In Yemen, it’s not unusual for office workers to know how to fire a rifle. The country has one of the highest rates of firearms ownership in the world and rifles are a common feature of life, and can be found in almost all homes or are shot into the air during weddings and other celebrations. Most Yemeni men can fire a gun and own a rifle such as a Kalashnikov.
"The Popular Resistance consists of civilians fighting the Houthis. Teachers joined the resistance from the first day it was formed in March 2015," the source said. "While it is not true that they joined just for the sake of money, recently some have joined the battle for money and also the desire to liberate their city.
"It is testament to the honour of Taiz that civilians did not surrender to the forces of the Houthis and [former president Ali Abdullah] Saleh, but were educated enough to fight the Houthi invaders."
Society frowns at fighters
But not everyone is happy with Aidarows' decision: his wife objected and left the family home, returning to her father's house with her youngest son. The other three children went to live with their paternal grandfather.
Aidarows said he was sorry his wife listened to other people rather than him and believed he was doing something bad - but added: "Our prophet faced problems more difficult than this, so I have to be patient.
'Yemenis use weapons but also they have high moral standards. They use weapons at weddings and occasions, but society rejects civil war and criticises fighters'
- Fadhl al-Thobhani, social professor, Taiz University
"It was easy for me to fight in the frontlines as I am a Yemeni and know very well how to shoot, but it was so difficult to face the criticism of society, which has left me isolated."
Fadhl al-Thobhani, a social professor at Taiz University, told MEE: "Yemenis use weapons but also they have high moral standards. They use weapons at weddings and occasions, but society rejects civil war and criticises fighters."
Thobhani says that many of the fighters, either with the Houthis or the Popular Resistance, now face family and relationship problems from those who regard them as abnormal.
But not all of the fighters face such difficulties: some were encouraged by their families to join the resistance and get paid.
At a checkpoint at the southern entrance of Taiz city stands "Sami" (not his real name), a teacher of history, holding his Kalashnikov.
Sami joined the resistance in December 2016 to help his wife, five children and blind father.
"When the food ran out in our house, I did not dare to ask people because my dignity does not allow me to do so," he says, speaking on condition of anonymity.
'If the government pays my salary, immediately I will leave the checkpoint and return to my school. I do not like this job but the hunger forced us to do it'
- Sami, teacher
"Moreover I cannot borrow from friends as most of them are suffering nowadays, so my wife encouraged me to join the resistance. It’s what some of my neighbours did before."
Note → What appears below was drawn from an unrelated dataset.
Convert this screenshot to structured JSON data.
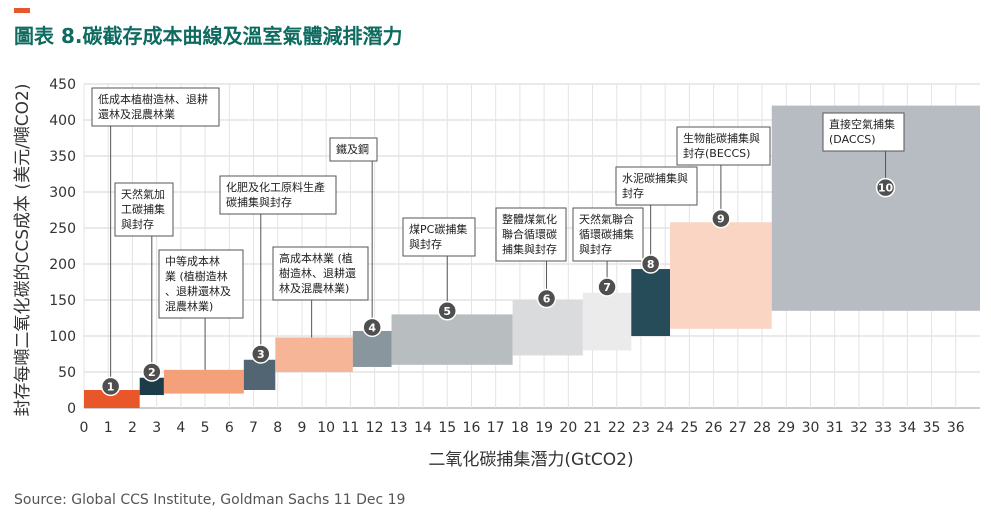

But Sami said that he does not want to fight, that he cannot face the prospect of killing someone else – so he decided to help man a checkpoint, which he considers peaceful employment.
"If the government pays my salary, immediately I will leave the checkpoint and return to my school," he says. "I do not like this job but the hunger forced us to do it."
My wife disapproves
Some of the office workers interviewed by Middle East Eye said they would leave the battlefield once they were paid.
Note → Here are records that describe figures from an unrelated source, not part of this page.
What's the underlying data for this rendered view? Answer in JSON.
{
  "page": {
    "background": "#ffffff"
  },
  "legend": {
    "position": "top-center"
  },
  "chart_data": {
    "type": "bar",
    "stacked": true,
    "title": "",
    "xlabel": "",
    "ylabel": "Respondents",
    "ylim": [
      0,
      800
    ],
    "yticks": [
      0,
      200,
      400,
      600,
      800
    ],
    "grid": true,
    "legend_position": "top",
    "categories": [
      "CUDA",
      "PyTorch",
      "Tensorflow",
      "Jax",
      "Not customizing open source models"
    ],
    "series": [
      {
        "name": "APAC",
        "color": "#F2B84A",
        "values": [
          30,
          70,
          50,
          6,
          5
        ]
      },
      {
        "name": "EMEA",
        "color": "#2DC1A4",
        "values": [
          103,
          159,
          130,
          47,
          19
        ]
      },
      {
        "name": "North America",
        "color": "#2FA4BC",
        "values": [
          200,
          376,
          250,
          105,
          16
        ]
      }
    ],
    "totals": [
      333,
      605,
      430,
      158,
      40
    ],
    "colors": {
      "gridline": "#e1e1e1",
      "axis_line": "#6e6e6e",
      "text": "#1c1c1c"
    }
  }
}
But Aidarows – who says that lack of pay was only one reason to sign up - does not intend to return to the classroom until the complete liberation of Taiz province.
"If I am going to die in this war, I will be a martyr and will go to heaven but my wife and others who fought me will repent of their attitudes against me," he says.
"It is true that we initially joined the battlefield to get salaries, but now I will not leave the battle until we liberate our province from the Houthis.
"I am a teacher of Islamic education and Islam says that Muslims are not cowered and should defend Islam from anyone who wants to distort it.
"Now I feel that I am a good Muslim and Allah will support me."